Since all visits were cancelled because of COVID in March this year, the Somali man has only seen his wife and son from the balcony of the hotel when they have come to the fence that now surrounds the hotel. His wife and son were transferred from Nauru in 2017, when his son needed specialist treatment in Australia. They have been separated ever since.

The latest suicide attempt is the tip of the iceberg of the mental distress that has engulfed those being held in Kangaroo Point, and at the other detention centres, like the Mantra Hotel, BITA and the Melbourne Immigration Transit Accommodation.

There are around 104 refugees and asylum seekers in Kangaroo Point, all transferred under the Medevac legislation for medical treatment or family reunion in Australia.

The sick irony is that while the government was compelled to transfer the refugees, it has been able to systematically subvert the legislation by holding them for over a year in conditions that exacerbate their mental health distress.

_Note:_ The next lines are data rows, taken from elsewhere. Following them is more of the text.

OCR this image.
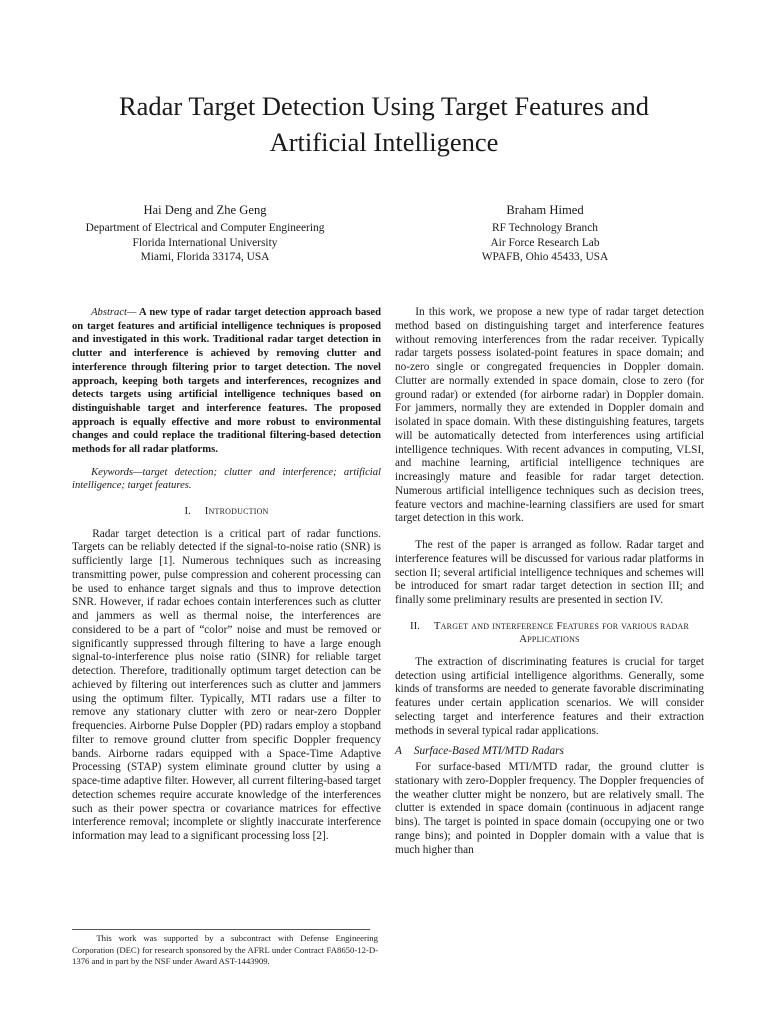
Radar Target Detection Using Target Features and
Artificial Intelligence
Hai Deng and Zhe Geng
Department of Electrical and Computer Engineering
Florida International University
Miami, Florida 33174, USA
Braham Himed
RF Technology Branch
Air Force Research Lab
WPAFB, Ohio 45433, USA

Abstract— A new type of radar target detection approach based on target features and artificial intelligence techniques is proposed and investigated in this work. Traditional radar target detection in clutter and interference is achieved by removing clutter and interference through filtering prior to target detection. The novel approach, keeping both targets and interferences, recognizes and detects targets using artificial intelligence techniques based on distinguishable target and interference features. The proposed approach is equally effective and more robust to environmental changes and could replace the traditional filtering-based detection methods for all radar platforms.

Keywords—target detection; clutter and interference; artificial intelligence; target features.

I. Introduction

Radar target detection is a critical part of radar functions. Targets can be reliably detected if the signal-to-noise ratio (SNR) is sufficiently large [1]. Numerous techniques such as increasing transmitting power, pulse compression and coherent processing can be used to enhance target signals and thus to improve detection SNR. However, if radar echoes contain interferences such as clutter and jammers as well as thermal noise, the interferences are considered to be a part of “color” noise and must be removed or significantly suppressed through filtering to have a large enough signal-to-interference plus noise ratio (SINR) for reliable target detection. Therefore, traditionally optimum target detection can be achieved by filtering out interferences such as clutter and jammers using the optimum filter. Typically, MTI radars use a filter to remove any stationary clutter with zero or near-zero Doppler frequencies. Airborne Pulse Doppler (PD) radars employ a stopband filter to remove ground clutter from specific Doppler frequency bands. Airborne radars equipped with a Space-Time Adaptive Processing (STAP) system eliminate ground clutter by using a space-time adaptive filter. However, all current filtering-based target detection schemes require accurate knowledge of the interferences such as their power spectra or covariance matrices for effective interference removal; incomplete or slightly inaccurate interference information may lead to a significant processing loss [2].

In this work, we propose a new type of radar target detection method based on distinguishing target and interference features without removing interferences from the radar receiver. Typically radar targets possess isolated-point features in space domain; and no-zero single or congregated frequencies in Doppler domain. Clutter are normally extended in space domain, close to zero (for ground radar) or extended (for airborne radar) in Doppler domain. For jammers, normally they are extended in Doppler domain and isolated in space domain. With these distinguishing features, targets will be automatically detected from interferences using artificial intelligence techniques. With recent advances in computing, VLSI, and machine learning, artificial intelligence techniques are increasingly mature and feasible for radar target detection. Numerous artificial intelligence techniques such as decision trees, feature vectors and machine-learning classifiers are used for smart target detection in this work.

The rest of the paper is arranged as follow. Radar target and interference features will be discussed for various radar platforms in section II; several artificial intelligence techniques and schemes will be introduced for smart radar target detection in section III; and finally some preliminary results are presented in section IV.

II. Target and interference Features for various radar Applications

The extraction of discriminating features is crucial for target detection using artificial intelligence algorithms. Generally, some kinds of transforms are needed to generate favorable discriminating features under certain application scenarios. We will consider selecting target and interference features and their extraction methods in several typical radar applications.

A Surface-Based MTI/MTD Radars

For surface-based MTI/MTD radar, the ground clutter is stationary with zero-Doppler frequency. The Doppler frequencies of the weather clutter might be nonzero, but are relatively small. The clutter is extended in space domain (continuous in adjacent range bins). The target is pointed in space domain (occupying one or two range bins); and pointed in Doppler domain with a value that is much higher than

This work was supported by a subcontract with Defense Engineering Corporation (DEC) for research sponsored by the AFRL under Contract FA8650-12-D-1376 and in part by the NSF under Award AST-1443909.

“Only the government’s bloody-minded determination to victimise refugees and thwart the Medevac legislation explains why the refugee is separated from his wife and child, and why all the other Medevac refugees are in detention. They should have been freed when they were transferred, ” said Ian Rintoul, spokesperson for the Refugee Action Coalition

“Kangaroo Point has become nationally known for the daily refugee protests on the balcony of the hotel, but many in the hotel-prison are too traumatised to even come out of their rooms. All of them urgently need to be released. The government’s ‘factories of mental illness’ are relentlessly crushing the minds and bodies of people they should be protecting. It needs to stop.”

A protest outside Kangaroo Point Hotel, will join with refugees protesting inside Kangaroo Point hotel at 4.30pm today, Sunday 25 October.